Friday, April 5, 2024

UNCOMMON MYSTERIES: Arnaldur Indriđason, Jar City (New York: St. Martin’s, 2004). Translated by Bernard Scudder. The Icelandic edition was published in 2000.

Erlendur Sveinsson is a Detective Inspector in the Reykjavik police, divorced for twenty years, fifty years old, with a daughter, Eva Lind, who’s pregnant and a drug addict.  His son has just gone through rehab for the third time. 

In a bleak, rainy, cold and dark autumn, Erlendur investigates the death of another man who lived alone.  He soon finds that the man’s past and his family are the keys to the murder. 

            As if his job wasn’t depressing enough, Erlendur’s favorite reading is of ordeals and deaths in the wilderness.  The darkness of the weather, the oncoming total darkness of the Arctic winter, and Erlendur’s dark thoughts all give a new intensity here to the idea of noir fiction.  And Indriđason’s telling of the story tends to preserve and even create mysteries.  For instance, not until page 116 do we find out exactly what the three-word message left on the body of the murdered man was, though it is mentioned in the first sentence of the book.  And a shadowy former boss of Erlendur who investigated the murdered man in his past life shows up several times, but we don’t know whether it’s a man or a woman. 

Jar City is what the medical students in Reykjavik called the room in the medical school where organs were kept in formalin-filled jars.  Late in the book Erlendur makes the term more metaphoric by applying it to a controversial genetic data base that includes almost all of Iceland’s population.  Because Iceland is racially nearly homogeneous, it makes a good population for the study of genetic disorder.  This data base is supposedly absolutely secure, but it is breached by a character in the book, and the result is misery rather than the promised medical benefits.  Iceland is a little country and its family secrets, those of a small interconnected world, can be easily pried into.  At one point in the book Erlendur ponders this as he thinks about his own daughter and himself, about the abused daughter of a friend whose story he had investigated at the urging of his ex-wife, and about the daughters and sons in the case he is pursuing officially.  A painful connection between his private and professional life comes when Erlendur interviews a friend of the murdered man, a psychotic prison inmate, and the man knows Erlendur’s daughter.

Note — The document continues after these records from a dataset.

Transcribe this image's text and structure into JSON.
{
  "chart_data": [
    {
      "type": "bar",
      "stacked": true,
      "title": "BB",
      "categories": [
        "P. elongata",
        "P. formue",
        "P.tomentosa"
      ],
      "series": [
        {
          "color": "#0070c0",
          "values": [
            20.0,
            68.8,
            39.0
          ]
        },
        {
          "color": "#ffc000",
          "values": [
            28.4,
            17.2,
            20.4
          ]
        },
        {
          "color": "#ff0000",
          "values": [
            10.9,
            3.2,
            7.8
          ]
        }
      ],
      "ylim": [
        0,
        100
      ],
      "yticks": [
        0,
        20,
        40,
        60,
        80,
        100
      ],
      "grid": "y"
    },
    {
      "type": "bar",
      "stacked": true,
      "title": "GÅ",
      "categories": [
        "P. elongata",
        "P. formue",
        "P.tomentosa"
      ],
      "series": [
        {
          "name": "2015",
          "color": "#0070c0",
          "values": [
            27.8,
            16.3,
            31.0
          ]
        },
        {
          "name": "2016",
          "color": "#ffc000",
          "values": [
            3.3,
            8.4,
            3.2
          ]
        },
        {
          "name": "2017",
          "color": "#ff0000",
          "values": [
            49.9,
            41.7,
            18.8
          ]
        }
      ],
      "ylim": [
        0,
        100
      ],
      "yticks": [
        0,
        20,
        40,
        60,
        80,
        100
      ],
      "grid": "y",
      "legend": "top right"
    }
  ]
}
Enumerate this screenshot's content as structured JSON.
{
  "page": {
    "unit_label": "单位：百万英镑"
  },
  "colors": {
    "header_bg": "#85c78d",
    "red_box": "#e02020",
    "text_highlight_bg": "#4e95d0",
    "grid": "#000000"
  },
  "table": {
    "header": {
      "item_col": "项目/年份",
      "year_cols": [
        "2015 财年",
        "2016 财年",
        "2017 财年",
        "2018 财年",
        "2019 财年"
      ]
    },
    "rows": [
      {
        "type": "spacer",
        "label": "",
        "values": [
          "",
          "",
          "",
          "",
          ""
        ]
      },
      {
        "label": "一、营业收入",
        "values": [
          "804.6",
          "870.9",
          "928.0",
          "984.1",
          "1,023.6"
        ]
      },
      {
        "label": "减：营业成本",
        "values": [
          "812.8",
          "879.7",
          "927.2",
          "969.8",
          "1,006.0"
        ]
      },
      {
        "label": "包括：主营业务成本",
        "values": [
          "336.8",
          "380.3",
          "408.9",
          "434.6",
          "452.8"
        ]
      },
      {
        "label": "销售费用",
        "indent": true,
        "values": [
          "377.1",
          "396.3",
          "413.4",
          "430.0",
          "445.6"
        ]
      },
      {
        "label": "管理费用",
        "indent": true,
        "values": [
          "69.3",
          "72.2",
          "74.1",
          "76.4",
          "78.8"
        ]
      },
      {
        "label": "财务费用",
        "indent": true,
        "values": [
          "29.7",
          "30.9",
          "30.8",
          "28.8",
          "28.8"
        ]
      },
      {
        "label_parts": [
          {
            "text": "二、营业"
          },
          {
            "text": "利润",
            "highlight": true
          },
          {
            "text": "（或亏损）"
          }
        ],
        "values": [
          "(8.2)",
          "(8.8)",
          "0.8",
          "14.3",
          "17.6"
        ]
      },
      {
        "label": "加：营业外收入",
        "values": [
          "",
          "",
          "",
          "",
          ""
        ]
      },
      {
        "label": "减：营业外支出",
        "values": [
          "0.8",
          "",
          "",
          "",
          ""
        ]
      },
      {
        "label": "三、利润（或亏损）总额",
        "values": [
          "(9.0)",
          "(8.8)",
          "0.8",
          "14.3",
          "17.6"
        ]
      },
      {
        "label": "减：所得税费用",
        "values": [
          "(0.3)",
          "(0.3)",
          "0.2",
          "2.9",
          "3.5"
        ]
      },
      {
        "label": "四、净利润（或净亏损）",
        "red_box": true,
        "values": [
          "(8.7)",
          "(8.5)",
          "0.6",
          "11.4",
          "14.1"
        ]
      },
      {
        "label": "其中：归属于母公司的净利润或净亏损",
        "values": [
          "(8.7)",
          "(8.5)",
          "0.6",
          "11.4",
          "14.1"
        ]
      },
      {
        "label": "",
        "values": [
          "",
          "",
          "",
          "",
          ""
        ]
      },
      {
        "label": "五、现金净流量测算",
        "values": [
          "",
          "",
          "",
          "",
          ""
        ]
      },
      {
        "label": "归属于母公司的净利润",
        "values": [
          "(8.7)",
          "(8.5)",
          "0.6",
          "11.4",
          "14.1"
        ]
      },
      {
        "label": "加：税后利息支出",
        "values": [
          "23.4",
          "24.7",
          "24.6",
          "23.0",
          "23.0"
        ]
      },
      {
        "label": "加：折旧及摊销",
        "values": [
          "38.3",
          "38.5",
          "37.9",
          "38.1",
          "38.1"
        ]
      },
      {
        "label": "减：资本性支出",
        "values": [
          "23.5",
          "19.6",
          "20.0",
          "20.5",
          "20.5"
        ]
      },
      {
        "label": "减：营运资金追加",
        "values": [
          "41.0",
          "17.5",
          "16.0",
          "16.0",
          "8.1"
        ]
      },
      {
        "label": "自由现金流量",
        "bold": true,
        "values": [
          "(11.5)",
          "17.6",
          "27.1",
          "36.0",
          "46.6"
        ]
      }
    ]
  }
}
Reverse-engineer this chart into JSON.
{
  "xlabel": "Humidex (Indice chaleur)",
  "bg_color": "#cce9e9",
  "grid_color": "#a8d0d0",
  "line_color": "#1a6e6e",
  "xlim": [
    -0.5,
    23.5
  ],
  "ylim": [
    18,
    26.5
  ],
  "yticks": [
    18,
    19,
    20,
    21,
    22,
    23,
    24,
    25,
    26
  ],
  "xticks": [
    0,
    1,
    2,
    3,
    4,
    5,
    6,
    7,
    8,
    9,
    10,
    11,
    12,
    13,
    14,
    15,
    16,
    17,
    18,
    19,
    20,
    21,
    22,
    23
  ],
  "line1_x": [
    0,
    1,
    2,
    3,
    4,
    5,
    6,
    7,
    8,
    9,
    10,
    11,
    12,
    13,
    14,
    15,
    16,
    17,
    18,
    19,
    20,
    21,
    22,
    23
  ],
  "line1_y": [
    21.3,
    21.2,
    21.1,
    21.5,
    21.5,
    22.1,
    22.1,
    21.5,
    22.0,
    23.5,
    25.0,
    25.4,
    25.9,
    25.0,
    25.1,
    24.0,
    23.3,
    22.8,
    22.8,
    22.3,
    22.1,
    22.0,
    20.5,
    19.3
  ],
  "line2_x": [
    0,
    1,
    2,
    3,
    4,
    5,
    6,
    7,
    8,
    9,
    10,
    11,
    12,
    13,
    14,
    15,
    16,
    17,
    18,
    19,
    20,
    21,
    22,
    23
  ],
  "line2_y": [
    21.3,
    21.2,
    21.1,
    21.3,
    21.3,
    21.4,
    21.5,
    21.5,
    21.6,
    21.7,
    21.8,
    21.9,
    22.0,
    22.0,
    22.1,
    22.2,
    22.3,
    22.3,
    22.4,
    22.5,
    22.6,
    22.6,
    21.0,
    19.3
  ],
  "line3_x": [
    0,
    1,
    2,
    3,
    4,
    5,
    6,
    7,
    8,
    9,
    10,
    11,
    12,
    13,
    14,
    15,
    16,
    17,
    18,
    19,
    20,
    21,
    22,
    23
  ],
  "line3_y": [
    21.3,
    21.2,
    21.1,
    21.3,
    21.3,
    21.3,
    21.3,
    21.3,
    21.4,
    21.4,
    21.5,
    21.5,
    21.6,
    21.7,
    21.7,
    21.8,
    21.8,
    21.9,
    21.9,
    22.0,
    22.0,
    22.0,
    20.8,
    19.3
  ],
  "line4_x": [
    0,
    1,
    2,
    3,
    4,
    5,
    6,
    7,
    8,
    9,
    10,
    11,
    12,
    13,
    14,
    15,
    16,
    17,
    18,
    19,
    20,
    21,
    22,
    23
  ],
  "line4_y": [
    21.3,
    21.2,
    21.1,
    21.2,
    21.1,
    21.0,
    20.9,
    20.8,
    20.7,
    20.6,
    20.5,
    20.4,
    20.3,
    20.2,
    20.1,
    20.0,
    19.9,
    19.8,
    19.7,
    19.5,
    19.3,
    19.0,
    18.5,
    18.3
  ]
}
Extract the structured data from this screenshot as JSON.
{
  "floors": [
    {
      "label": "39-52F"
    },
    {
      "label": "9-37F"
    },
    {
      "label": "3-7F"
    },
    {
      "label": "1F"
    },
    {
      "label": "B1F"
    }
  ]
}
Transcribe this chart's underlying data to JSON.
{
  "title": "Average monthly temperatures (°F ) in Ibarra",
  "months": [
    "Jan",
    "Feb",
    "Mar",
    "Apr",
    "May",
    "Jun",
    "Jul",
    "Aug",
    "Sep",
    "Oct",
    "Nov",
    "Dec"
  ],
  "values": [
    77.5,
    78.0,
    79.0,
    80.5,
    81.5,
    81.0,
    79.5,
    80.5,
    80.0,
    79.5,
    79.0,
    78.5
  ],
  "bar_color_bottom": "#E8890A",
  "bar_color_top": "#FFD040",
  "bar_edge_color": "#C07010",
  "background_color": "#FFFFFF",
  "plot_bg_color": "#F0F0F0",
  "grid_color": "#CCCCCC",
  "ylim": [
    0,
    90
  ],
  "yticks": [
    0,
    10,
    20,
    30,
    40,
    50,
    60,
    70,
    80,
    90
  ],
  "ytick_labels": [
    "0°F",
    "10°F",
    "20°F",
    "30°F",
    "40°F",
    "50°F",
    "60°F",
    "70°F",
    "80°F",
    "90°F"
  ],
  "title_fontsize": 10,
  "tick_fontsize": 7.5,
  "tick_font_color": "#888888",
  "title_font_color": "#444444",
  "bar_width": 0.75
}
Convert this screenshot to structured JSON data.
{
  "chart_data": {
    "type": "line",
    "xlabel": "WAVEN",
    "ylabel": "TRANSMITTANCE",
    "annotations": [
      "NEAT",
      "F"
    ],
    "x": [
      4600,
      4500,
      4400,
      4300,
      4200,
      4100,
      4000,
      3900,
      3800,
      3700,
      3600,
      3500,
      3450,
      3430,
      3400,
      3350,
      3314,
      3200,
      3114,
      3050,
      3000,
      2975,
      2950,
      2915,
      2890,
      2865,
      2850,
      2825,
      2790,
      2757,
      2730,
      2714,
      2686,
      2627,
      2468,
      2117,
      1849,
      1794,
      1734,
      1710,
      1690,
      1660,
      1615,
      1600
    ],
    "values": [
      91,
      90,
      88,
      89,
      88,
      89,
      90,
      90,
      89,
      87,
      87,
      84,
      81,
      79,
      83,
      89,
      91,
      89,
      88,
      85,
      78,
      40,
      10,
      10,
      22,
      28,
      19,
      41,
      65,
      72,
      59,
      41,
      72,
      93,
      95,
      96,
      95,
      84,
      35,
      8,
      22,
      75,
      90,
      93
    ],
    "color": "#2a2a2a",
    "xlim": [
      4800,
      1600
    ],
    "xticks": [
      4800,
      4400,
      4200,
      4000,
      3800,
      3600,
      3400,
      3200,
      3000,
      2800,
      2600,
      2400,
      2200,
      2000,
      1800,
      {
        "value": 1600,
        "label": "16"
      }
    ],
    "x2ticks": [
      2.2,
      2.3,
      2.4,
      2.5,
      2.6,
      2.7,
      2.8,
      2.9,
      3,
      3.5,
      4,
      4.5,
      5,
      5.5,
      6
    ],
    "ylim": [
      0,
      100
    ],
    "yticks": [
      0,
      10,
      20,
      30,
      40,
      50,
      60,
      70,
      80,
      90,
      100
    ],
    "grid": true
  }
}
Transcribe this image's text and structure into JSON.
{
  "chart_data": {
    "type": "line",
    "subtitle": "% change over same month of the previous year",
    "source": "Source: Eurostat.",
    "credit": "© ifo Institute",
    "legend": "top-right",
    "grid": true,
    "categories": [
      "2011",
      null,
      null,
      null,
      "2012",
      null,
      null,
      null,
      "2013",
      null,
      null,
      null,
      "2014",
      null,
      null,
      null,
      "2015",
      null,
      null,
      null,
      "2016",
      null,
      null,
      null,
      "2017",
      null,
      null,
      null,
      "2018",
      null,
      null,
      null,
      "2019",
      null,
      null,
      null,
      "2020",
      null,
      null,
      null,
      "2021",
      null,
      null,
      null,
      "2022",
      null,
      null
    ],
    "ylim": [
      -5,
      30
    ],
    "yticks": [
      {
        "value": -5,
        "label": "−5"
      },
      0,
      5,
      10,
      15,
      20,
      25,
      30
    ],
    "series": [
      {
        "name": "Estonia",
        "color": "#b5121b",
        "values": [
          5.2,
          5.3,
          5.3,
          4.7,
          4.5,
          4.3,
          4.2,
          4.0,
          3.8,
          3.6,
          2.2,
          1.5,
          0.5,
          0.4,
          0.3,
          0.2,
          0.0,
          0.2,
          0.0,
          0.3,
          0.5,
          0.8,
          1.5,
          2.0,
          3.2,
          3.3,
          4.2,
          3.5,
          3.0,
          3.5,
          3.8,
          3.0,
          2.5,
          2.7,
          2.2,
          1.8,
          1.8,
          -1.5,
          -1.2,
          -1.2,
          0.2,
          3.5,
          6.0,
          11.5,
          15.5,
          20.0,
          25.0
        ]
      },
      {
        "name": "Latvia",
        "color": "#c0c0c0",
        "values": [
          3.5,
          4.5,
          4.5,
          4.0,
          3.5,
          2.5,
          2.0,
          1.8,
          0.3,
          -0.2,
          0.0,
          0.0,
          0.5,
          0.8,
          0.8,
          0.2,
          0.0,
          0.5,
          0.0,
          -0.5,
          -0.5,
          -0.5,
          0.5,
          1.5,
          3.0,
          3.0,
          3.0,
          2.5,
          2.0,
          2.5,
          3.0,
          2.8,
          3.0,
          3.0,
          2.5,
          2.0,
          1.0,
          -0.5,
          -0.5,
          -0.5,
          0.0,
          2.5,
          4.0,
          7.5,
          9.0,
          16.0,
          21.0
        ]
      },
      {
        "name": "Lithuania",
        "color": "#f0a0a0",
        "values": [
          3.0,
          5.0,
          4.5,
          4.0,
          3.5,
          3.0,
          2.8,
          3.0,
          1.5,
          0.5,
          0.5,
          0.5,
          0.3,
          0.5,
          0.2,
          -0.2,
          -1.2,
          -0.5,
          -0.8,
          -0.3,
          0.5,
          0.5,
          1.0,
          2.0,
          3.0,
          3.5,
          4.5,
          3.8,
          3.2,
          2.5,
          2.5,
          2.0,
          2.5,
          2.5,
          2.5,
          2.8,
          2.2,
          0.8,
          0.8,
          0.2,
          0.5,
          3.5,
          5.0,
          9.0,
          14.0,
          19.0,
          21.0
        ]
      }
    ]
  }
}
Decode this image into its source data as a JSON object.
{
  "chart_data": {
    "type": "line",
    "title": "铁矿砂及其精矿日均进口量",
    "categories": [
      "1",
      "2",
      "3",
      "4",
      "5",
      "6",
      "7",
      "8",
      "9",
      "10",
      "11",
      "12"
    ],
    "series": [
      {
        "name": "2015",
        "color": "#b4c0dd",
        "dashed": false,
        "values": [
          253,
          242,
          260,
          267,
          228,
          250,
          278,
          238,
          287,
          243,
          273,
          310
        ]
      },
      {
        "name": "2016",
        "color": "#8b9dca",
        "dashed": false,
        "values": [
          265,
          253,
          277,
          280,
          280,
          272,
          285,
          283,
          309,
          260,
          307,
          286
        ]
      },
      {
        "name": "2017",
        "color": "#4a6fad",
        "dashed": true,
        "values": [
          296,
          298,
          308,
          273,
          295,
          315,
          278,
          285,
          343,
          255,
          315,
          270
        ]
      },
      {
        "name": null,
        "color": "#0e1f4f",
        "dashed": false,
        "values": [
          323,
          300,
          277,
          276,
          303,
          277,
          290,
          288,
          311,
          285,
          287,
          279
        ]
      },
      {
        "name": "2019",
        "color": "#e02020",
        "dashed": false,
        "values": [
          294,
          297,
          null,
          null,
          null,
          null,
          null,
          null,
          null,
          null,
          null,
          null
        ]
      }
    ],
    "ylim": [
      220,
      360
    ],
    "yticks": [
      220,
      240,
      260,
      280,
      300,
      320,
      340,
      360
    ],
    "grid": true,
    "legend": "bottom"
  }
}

I was reminded a bit of Ross Macdonald by this book’s excavation of family matters and the recurrence of the sins of the past, but Jar City’s plot wouldn’t work anywhere but Iceland.

This book won the Glass Key award for the best Scandinavian mystery of the year.  The following year, Indriđason won the award again for a sequel called Lady in Green.  If you’re a fan of gritty police procedurals and romans noirs, I think you’ll like Jar City.